Although treatment with TKM-130803 did not appear to improve survival, possibly because the patients presented with advanced disease, the research team were able to use pharmacokinetic analyses to gain important new insights.
In the study, the researchers measured the concentration of the drug over time in patients with Ebola. The scientists looked at the relationship between drug and Ebola virus concentrations and used the data to conduct computer simulations to answer important questions about what would happen if the dose and timing of drug administration were altered.
Significant findings were that the amount of virus (the ‘viral load’) was not significantly different in patients who lived or died, and that the concentration of drug was higher in those who died than in those who survived.
Dr Janet Scott, Clinical Lecturer in Infectious Diseases at the University of Glasgow-MRC Centre for Virus Research, said: “The field team successfully gathered data and samples under extremely difficult conditions, right in the middle of the largest ever outbreak of Ebola Virus Disease in 2015. Rather than focus only on whether we could show that the drug worked or not, we were also able to study how the drug concentrations changed with time in patients. With this we were able to make a mathematical model, and predict what would probably have happened if we had used another dose.
“We had worried, that the dose chosen for this study might have been too low, but this analysis was able to show us that our caution had been justified, and that pushing the dose even higher would probably not have been safe. This reminds us that caution is important, especially when treating these extremely unwell patients.”
Dr Raman Sharma, senior post-doctoral research associate, Liverpool School of Tropical Medicine, said: “We have been able to show that even with data from very few patients, this kind of research is worth that extra effort, and can yield useful and important results, pushing our understanding of the drug and the dose beyond what can be learnt in the laboratory.”
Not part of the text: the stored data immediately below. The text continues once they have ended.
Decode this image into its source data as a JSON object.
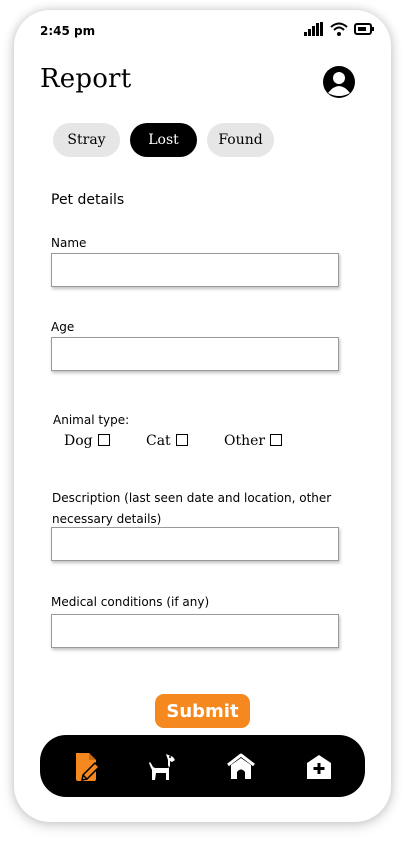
{
  "status_bar": {
    "time": "2:45 pm",
    "icons": [
      "signal-icon",
      "wifi-icon",
      "battery-icon"
    ]
  },
  "header": {
    "title": "Report",
    "avatar_icon": "user-avatar-icon"
  },
  "tabs": [
    {
      "label": "Stray",
      "active": false
    },
    {
      "label": "Lost",
      "active": true
    },
    {
      "label": "Found",
      "active": false
    }
  ],
  "form": {
    "section_title": "Pet details",
    "name": {
      "label": "Name",
      "value": "",
      "placeholder": ""
    },
    "age": {
      "label": "Age",
      "value": "",
      "placeholder": ""
    },
    "animal_type": {
      "label": "Animal type:",
      "options": [
        {
          "label": "Dog",
          "checked": false
        },
        {
          "label": "Cat",
          "checked": false
        },
        {
          "label": "Other",
          "checked": false
        }
      ]
    },
    "description": {
      "label": "Description (last seen date and location, other necessary details)",
      "value": "",
      "placeholder": ""
    },
    "medical": {
      "label": "Medical conditions (if any)",
      "value": "",
      "placeholder": ""
    },
    "submit_label": "Submit"
  },
  "bottom_nav": {
    "items": [
      {
        "icon": "report-document-icon",
        "active": true
      },
      {
        "icon": "dog-icon",
        "active": false
      },
      {
        "icon": "home-icon",
        "active": false
      },
      {
        "icon": "shelter-add-icon",
        "active": false
      }
    ]
  },
  "colors": {
    "accent": "#f5891f",
    "nav_bg": "#000000",
    "tab_inactive": "#e6e6e6",
    "tab_active": "#000000"
  }
}
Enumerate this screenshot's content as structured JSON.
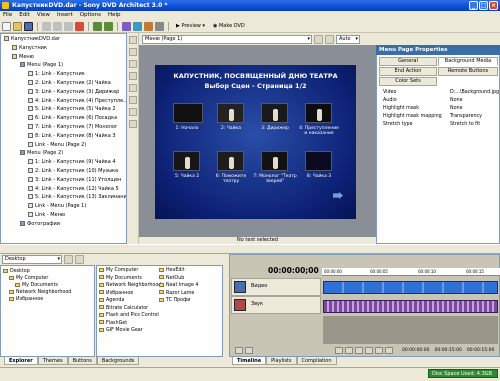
{
  "window": {
    "title": "КапустникDVD.dar - Sony DVD Architect 3.0 *"
  },
  "menu": [
    "File",
    "Edit",
    "View",
    "Insert",
    "Options",
    "Help"
  ],
  "toolbar": {
    "preview_label": "Preview",
    "make_dvd_label": "Make DVD"
  },
  "tree": {
    "items": [
      "КапустникDVD.dar",
      "Капустник",
      "Меню",
      "Menu (Page 1)",
      "1: Link - Капустник",
      "2: Link - Капустник (2) Чайка",
      "3: Link - Капустник (3) Дирижер",
      "4: Link - Капустник (4) Преступле...",
      "5: Link - Капустник (5) Чайка 2",
      "6: Link - Капустник (6) Посадка",
      "7: Link - Капустник (7) Монолог",
      "8: Link - Капустник (8) Чайка 3",
      "Link - Menu (Page 2)",
      "Menu (Page 2)",
      "1: Link - Капустник (9) Чайка 4",
      "2: Link - Капустник (10) Музыка",
      "3: Link - Капустник (11) Утолщен",
      "4: Link - Капустник (12) Чайка 5",
      "5: Link - Капустник (13) Заклинание",
      "Link - Menu (Page 1)",
      "Link - Меню",
      "Фотографии"
    ]
  },
  "editor": {
    "page_combo": "Меню (Page 1)",
    "zoom": "Auto",
    "status": "No text selected"
  },
  "menupage": {
    "title_line1": "КАПУСТНИК, ПОСВЯЩЕННЫЙ ДНЮ ТЕАТРА",
    "title_line2": "Выбор Сцен - Страница 1/2",
    "thumbs": [
      "1: Начало",
      "2: Чайка",
      "3: Дирижер",
      "4: Преступление и наказание",
      "5: Чайка 2",
      "6: Поможите театру",
      "7: Монолог \"Театр зверей\"",
      "8: Чайка 3"
    ]
  },
  "properties": {
    "title": "Menu Page Properties",
    "tabs": [
      "General",
      "Background Media",
      "End Action",
      "Remote Buttons",
      "Color Sets"
    ],
    "rows": [
      {
        "k": "Video",
        "v": "D:...\\Background.jpg"
      },
      {
        "k": "Audio",
        "v": "None"
      },
      {
        "k": "Highlight mask",
        "v": "None"
      },
      {
        "k": "Highlight mask mapping",
        "v": "Transparency"
      },
      {
        "k": "Stretch type",
        "v": "Stretch to fit"
      }
    ]
  },
  "explorer": {
    "path": "Desktop",
    "left_items": [
      "Desktop",
      "My Computer",
      "My Documents",
      "Network Neighborhood",
      "Избранное"
    ],
    "right_col1": [
      "My Computer",
      "My Documents",
      "Network Neighborhood",
      "Избранное",
      "Agenda",
      "Bitrate Calculator",
      "Flash and Pics Control",
      "FlashGet",
      "GIF Movie Gear"
    ],
    "right_col2": [
      "HexEdit",
      "NetOub",
      "Neat Image 4",
      "Razor Lame",
      "TC Профи"
    ],
    "tabs": [
      "Explorer",
      "Themes",
      "Buttons",
      "Backgrounds"
    ]
  },
  "timeline": {
    "timecode": "00:00:00;00",
    "ruler": [
      "00:00:00",
      "00:00:05",
      "00:00:10",
      "00:00:15"
    ],
    "tracks": [
      "Видео",
      "Звук"
    ],
    "end_times": [
      "00:00:00:00",
      "00:00:15:00",
      "00:00:15:00"
    ],
    "tabs": [
      "Timeline",
      "Playlists",
      "Compilation"
    ]
  },
  "status": {
    "disc_space": "Disc Space Used: 4.3GB"
  },
  "colors": {
    "accent": "#0a4fd6",
    "menu_bg": "#0b1f72",
    "disc_green": "#2e8b2e"
  }
}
The laboratory analysis inside the Ebola Treatment Unit was led by Dr Luc Meredith Senior Post Doctoral Scientist, University of Cambridge. He said: “It was difficult to remain accurate and keep the team safe, particularly in the excessive heat of northern Sierra Leone – but this needs to be done if we are to learn everything we can about Ebola and whatever new virus emerges next.”
Professor Peter Horby, Professor of Emerging Infectious Diseases and Global Health, University of Oxford said: “An important lesson is that pharmacokinetic analyses are possible even in very challenging settings and such analyses can provide important insights. This may be especially valuable in small or very quick outbreaks where there may be too few patients enrolled in trials to provide definitive proof of clinical impact. In such circumstance we can still measure the relationship between drug concentrations and virus concentrations, or other markers of disease progression, to give us an idea if the dose is adequate and drug is having an effect.”
The study, Pharmacokinetics of TKM-130803 in Ebola virus disease in Sierra Leonean: patients showed plasma concentrations which exceeded target levels, with accumulation of drug in patients with most severe disease, is published in eBiomedicine. The work was funded by Wellcome and the EU FP7 project PREPARE.